Still, I waited for her response.

“And if we don’t pass?” she asked softly.

“You will,” I said confidently. “Your squadron will see to it. Even Ziny over there will make it.” We didn’t leave anyone behind, starting in training.

Silence lingered for a few seconds before she broke it. “Will I learn how to do what you just did?”

I grinned at the tilt of excitement in her words. Slowly removing my blade from her, I sheathed it. “You’ll learn that and more. Now go pack. You’re getting dropped off tonight, and it’s a good fly away.” We had to leave in the next hour if Redric and I were to return in time for our early morning meeting.

“We don’t have anything to pack,” Ziny said, shuffling forward. “Redric didn’t grab anything when he kidnapped us.”

“Go pack whatever you want of mine,” Redric said as he walked towards me. “Evangeline and I need to talk.”

Knowing better than to linger, the girl pulled Ziny down the hall.

“What the fuck is wrong with you?” he asked, stopping in front of me, his eyes flashing with a murderous rage.

I cocked my head to the side. “Well, that’s a weird way to say ‘thank you’.”

“Thank you?” he sneered.

“You’re welcome.” Gods, he was so easy.

His hands fisted. His jaw clenched. “Don’t you ever put a knife to either of them ever again.”

“Or what?” I challenged. “You going to kill me?”

Scoffing, I shook my head and went to step past him with a pat on his shoulder, but he grabbed my arm and twisted it behind me. Shoving me into the wall, he held me there, his body caging mine.

Adrenaline shot through me, but I didn’t try to get away. I needed him to get into Midnights even if I no longer trusted him to protect me after he tried to take off my leg at the restaurant. No one else would do now that we’d met the Dame.

His breath hitting my ear, he growled, “Yes, and that time, I won’t bring you back.”

I snorted, calling his bluff. “Yes, you will. You hate me too much.”

“Not as much as I would hate myself,” he said softly.

Turning my head, I looked at him. His eyes pierced mine, and I realised he felt responsible for my actions now that he’d resurrected me. What a fool. The trick to not feeling guilty was to not take responsibility for anything. That’s what my therapist said.

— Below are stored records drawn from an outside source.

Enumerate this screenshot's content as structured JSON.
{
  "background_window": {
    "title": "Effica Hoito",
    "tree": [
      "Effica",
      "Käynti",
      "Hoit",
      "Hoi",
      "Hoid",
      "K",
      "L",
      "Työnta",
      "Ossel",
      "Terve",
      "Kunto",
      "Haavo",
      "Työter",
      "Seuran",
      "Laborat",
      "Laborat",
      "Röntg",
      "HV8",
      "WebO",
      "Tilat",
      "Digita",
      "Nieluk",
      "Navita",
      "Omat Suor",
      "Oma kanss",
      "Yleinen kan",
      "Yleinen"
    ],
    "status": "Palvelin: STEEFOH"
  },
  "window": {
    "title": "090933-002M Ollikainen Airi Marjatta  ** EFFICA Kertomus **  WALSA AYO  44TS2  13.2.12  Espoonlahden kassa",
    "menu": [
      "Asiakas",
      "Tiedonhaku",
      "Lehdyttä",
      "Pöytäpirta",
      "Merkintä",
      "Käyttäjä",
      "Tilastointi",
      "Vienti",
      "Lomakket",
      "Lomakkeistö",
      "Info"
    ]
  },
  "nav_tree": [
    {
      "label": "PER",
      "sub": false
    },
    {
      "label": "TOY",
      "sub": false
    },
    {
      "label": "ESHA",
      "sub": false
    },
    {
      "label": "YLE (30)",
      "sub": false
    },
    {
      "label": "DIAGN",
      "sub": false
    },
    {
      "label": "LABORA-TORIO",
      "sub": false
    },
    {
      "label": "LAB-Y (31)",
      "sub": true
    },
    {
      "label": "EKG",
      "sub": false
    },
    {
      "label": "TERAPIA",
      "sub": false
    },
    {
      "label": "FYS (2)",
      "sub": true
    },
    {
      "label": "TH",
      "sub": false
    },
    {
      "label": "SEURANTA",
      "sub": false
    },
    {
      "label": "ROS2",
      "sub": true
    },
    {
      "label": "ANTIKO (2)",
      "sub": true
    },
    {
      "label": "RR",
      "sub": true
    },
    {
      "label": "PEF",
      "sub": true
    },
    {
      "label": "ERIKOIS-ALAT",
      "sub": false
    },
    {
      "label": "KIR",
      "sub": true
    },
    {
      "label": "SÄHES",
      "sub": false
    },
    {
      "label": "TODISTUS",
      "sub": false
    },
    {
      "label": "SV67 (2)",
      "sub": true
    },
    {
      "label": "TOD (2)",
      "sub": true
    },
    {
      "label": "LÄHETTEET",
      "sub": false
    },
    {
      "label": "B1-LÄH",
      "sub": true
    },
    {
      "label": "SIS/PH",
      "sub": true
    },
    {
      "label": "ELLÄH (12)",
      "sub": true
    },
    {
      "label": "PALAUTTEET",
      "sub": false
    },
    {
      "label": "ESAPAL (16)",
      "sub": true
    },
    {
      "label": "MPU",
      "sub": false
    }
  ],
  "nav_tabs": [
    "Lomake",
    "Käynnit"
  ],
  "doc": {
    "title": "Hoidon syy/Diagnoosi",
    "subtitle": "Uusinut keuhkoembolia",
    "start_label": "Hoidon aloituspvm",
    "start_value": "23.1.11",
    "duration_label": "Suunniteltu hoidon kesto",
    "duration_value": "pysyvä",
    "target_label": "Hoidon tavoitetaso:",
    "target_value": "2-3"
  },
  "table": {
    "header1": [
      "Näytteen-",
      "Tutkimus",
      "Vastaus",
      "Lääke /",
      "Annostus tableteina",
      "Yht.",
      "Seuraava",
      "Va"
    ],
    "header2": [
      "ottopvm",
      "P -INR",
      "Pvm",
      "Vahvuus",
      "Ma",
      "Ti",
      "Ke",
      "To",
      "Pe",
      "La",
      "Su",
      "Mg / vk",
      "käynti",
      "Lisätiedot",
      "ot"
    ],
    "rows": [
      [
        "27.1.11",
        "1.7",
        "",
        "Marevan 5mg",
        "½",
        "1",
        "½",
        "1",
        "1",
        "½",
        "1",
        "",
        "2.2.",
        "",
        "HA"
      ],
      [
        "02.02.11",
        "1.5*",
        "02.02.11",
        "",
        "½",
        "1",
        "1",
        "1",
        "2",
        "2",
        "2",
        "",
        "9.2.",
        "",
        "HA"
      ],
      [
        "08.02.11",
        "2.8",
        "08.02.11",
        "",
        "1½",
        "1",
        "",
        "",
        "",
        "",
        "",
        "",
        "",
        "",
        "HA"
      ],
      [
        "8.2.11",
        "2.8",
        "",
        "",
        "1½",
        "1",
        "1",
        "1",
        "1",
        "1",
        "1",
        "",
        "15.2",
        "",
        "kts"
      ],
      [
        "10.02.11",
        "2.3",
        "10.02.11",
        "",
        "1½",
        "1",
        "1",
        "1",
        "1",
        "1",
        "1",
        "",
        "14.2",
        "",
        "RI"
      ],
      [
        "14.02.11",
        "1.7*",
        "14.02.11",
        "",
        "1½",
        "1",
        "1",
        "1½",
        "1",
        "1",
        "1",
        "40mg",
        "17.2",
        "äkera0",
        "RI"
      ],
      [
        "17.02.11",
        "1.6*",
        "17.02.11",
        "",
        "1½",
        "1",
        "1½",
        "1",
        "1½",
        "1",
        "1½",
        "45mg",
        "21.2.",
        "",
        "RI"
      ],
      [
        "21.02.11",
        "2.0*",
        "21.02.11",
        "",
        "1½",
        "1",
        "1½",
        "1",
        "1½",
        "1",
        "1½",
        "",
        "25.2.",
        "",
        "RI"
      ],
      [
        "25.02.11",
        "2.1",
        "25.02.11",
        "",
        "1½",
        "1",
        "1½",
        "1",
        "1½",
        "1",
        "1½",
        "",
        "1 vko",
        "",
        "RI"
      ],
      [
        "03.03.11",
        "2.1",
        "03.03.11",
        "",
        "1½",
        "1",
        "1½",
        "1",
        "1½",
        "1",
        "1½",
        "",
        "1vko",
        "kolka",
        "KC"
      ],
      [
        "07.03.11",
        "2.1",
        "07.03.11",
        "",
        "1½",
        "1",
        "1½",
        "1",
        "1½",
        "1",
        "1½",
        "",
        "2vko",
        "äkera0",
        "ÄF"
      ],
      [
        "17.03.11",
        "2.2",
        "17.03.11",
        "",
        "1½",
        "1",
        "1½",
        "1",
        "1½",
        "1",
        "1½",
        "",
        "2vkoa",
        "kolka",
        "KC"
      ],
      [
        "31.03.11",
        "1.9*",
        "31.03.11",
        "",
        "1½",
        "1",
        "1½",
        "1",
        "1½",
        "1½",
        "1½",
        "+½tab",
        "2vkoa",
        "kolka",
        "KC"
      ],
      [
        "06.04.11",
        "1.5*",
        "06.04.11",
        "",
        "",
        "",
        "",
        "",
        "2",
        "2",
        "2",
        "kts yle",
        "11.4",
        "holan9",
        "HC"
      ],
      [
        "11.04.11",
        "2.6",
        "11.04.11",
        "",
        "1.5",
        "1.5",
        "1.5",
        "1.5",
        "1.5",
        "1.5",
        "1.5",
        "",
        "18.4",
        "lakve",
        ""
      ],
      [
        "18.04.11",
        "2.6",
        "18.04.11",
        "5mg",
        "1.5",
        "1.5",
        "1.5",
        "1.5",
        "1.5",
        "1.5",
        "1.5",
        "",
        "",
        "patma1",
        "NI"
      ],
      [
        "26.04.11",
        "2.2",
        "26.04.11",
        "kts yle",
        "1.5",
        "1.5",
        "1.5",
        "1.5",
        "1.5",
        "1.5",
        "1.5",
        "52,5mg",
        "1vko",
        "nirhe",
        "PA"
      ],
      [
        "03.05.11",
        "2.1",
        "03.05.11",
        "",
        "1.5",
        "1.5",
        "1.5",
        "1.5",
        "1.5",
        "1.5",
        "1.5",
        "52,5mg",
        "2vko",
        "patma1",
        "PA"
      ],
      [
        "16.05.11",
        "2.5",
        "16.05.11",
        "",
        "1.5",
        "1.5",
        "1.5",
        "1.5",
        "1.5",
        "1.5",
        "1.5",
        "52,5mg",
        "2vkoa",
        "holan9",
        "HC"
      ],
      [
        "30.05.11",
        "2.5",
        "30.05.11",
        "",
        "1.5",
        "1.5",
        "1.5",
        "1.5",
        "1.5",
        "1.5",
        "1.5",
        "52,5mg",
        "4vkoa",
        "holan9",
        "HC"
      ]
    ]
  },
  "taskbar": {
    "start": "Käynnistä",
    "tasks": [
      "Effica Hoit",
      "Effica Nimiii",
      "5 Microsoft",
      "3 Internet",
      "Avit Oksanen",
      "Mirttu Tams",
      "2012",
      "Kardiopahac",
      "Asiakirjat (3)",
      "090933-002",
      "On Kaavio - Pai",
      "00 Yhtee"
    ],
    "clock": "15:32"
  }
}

“That is not what he says.”

“I’m paraphrasing.”

She rolled her eyes. “He said, ‘Don’t stress over things you can’t control.’”

“Which is exactly what I just said!”

Focusing back on Redric, I sighed. “I really did help them, you know. The orphanages around here are just shopping malls for the mafia.”

“The only way you’d help someone was if they were on fire and you needed to pee.”

I grinned. “Still helping though, isn’t it?”

His lips didn’t even twitch. “I mean it, Evangeline. Don’t hurt them.”

“Okay. Sheesh.” When he released me, I rolled my shoulder and turned to face him. “It’s a six hours’ flight from here to Kholar. You got any food? I’m absolutely starving for some reason.”

His eyes dropped to my lips for a heavy second before he yanked them back up again. Walking stiffly past me, he showed me into the kitchen. “You should make the kids something too.” When he turned to leave, I grabbed his arm.

“Uh, no. You make something. I need to go pack you a bag,” I said, heading out.

“I’m spitting in your sandwich.”

Grinning, I turned to look at him over my shoulder. “Now who’s being a child?”